Primorye police closed a stretch of highway built for this month's Asia-Pacific Cooperation Summit after a retaining wall supporting the road collapsed, news reports said Monday.
The road closure, which occurred late Sunday in Vladivostok's Pervomaisky district, followed a landslide that caused bedrock underlying the wall to move, RIA-Novosti reported, citing a source in the regional administration.
Igor Peterimov, acting head of the Primorye region's road maintenance department, told RBC that the contractor responsible for the affected section of the Novy-Patrokl road would finish reconstruction work within a week.
Authorities closed a section of the same road in June after heavy rains damaged a separate retaining wall and swamped several private garages. At the time, officials blamed the damage on building contractors' failure to install adequate drainage after Prime Minister Dmitry Medvedev ordered those responsible to be punished.
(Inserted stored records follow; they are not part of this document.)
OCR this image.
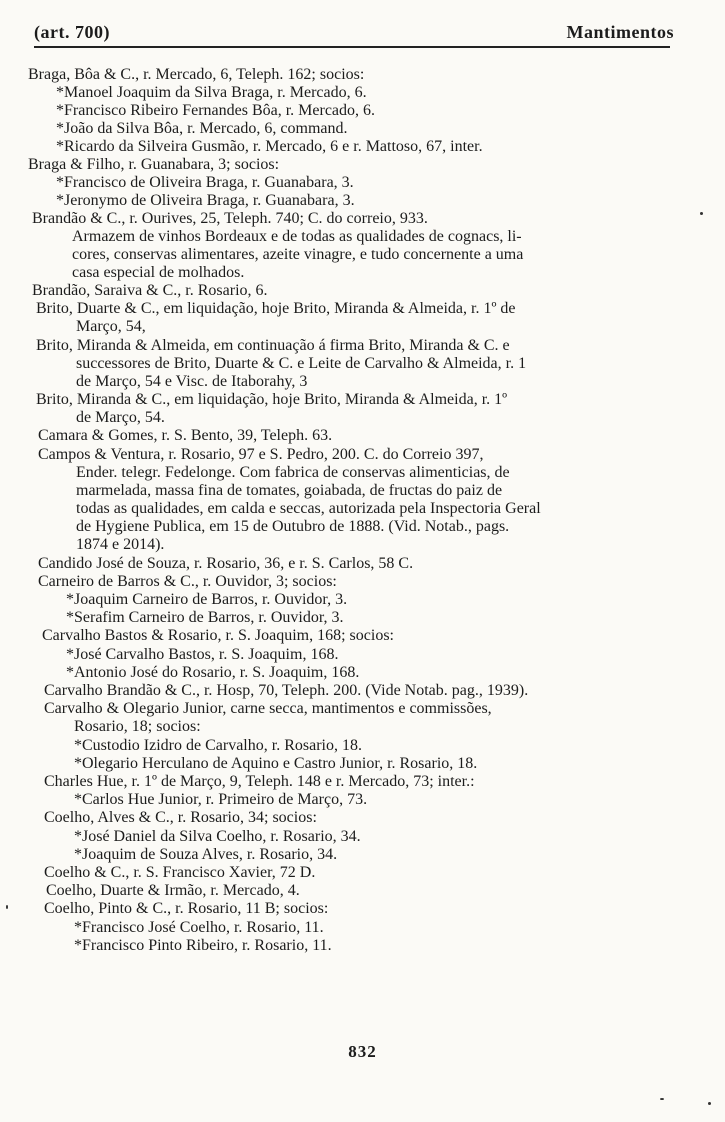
(art. 700)	Mantimentos
Braga, Bôa & C., r. Mercado, 6, Teleph. 162; socios:
*Manoel Joaquim da Silva Braga, r. Mercado, 6.
*Francisco Ribeiro Fernandes Bôa, r. Mercado, 6.
*João da Silva Bôa, r. Mercado, 6, command.
*Ricardo da Silveira Gusmão, r. Mercado, 6 e r. Mattoso, 67, inter.
Braga & Filho, r. Guanabara, 3; socios:
*Francisco de Oliveira Braga, r. Guanabara, 3.
*Jeronymo de Oliveira Braga, r. Guanabara, 3.
Brandão & C., r. Ourives, 25, Teleph. 740; C. do correio, 933.
Armazem de vinhos Bordeaux e de todas as qualidades de cognacs, li-
cores, conservas alimentares, azeite vinagre, e tudo concernente a uma
casa especial de molhados.
Brandão, Saraiva & C., r. Rosario, 6.
Brito, Duarte & C., em liquidação, hoje Brito, Miranda & Almeida, r. 1º de
Março, 54,
Brito, Miranda & Almeida, em continuação á firma Brito, Miranda & C. e
successores de Brito, Duarte & C. e Leite de Carvalho & Almeida, r. 1
de Março, 54 e Visc. de Itaborahy, 3
Brito, Miranda & C., em liquidação, hoje Brito, Miranda & Almeida, r. 1º
de Março, 54.
Camara & Gomes, r. S. Bento, 39, Teleph. 63.
Campos & Ventura, r. Rosario, 97 e S. Pedro, 200. C. do Correio 397,
Ender. telegr. Fedelonge. Com fabrica de conservas alimenticias, de
marmelada, massa fina de tomates, goiabada, de fructas do paiz de
todas as qualidades, em calda e seccas, autorizada pela Inspectoria Geral
de Hygiene Publica, em 15 de Outubro de 1888. (Vid. Notab., pags.
1874 e 2014).
Candido José de Souza, r. Rosario, 36, e r. S. Carlos, 58 C.
Carneiro de Barros & C., r. Ouvidor, 3; socios:
*Joaquim Carneiro de Barros, r. Ouvidor, 3.
*Serafim Carneiro de Barros, r. Ouvidor, 3.
Carvalho Bastos & Rosario, r. S. Joaquim, 168; socios:
*José Carvalho Bastos, r. S. Joaquim, 168.
*Antonio José do Rosario, r. S. Joaquim, 168.
Carvalho Brandão & C., r. Hosp, 70, Teleph. 200. (Vide Notab. pag., 1939).
Carvalho & Olegario Junior, carne secca, mantimentos e commissões,
Rosario, 18; socios:
*Custodio Izidro de Carvalho, r. Rosario, 18.
*Olegario Herculano de Aquino e Castro Junior, r. Rosario, 18.
Charles Hue, r. 1º de Março, 9, Teleph. 148 e r. Mercado, 73; inter.:
*Carlos Hue Junior, r. Primeiro de Março, 73.
Coelho, Alves & C., r. Rosario, 34; socios:
*José Daniel da Silva Coelho, r. Rosario, 34.
*Joaquim de Souza Alves, r. Rosario, 34.
Coelho & C., r. S. Francisco Xavier, 72 D.
Coelho, Duarte & Irmão, r. Mercado, 4.
Coelho, Pinto & C., r. Rosario, 11 B; socios:
*Francisco José Coelho, r. Rosario, 11.
*Francisco Pinto Ribeiro, r. Rosario, 11.
832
Unlike in June, however, the road surface was not damaged Sunday, and a nearby gas pipeline remained intact, according to the news agency.
The source added that police were redirecting traffic and that emergency workers and administration officials quickly arrived on the scene to monitor the situation. Prosecutors are running a check into the incident, in which there were no casualties.
Sunday's road closure is the latest embarrassment for Primorye region officials, who have been accused of misspending billions of rubles of federal money in the buildup to the APEC summit, which finished Sep. 9.
The entire Novy-Patrokl road was constructed at a cost of 29 billion rubles ($950 million), RBC reported, 21 billion rubles of which came from federal coffers.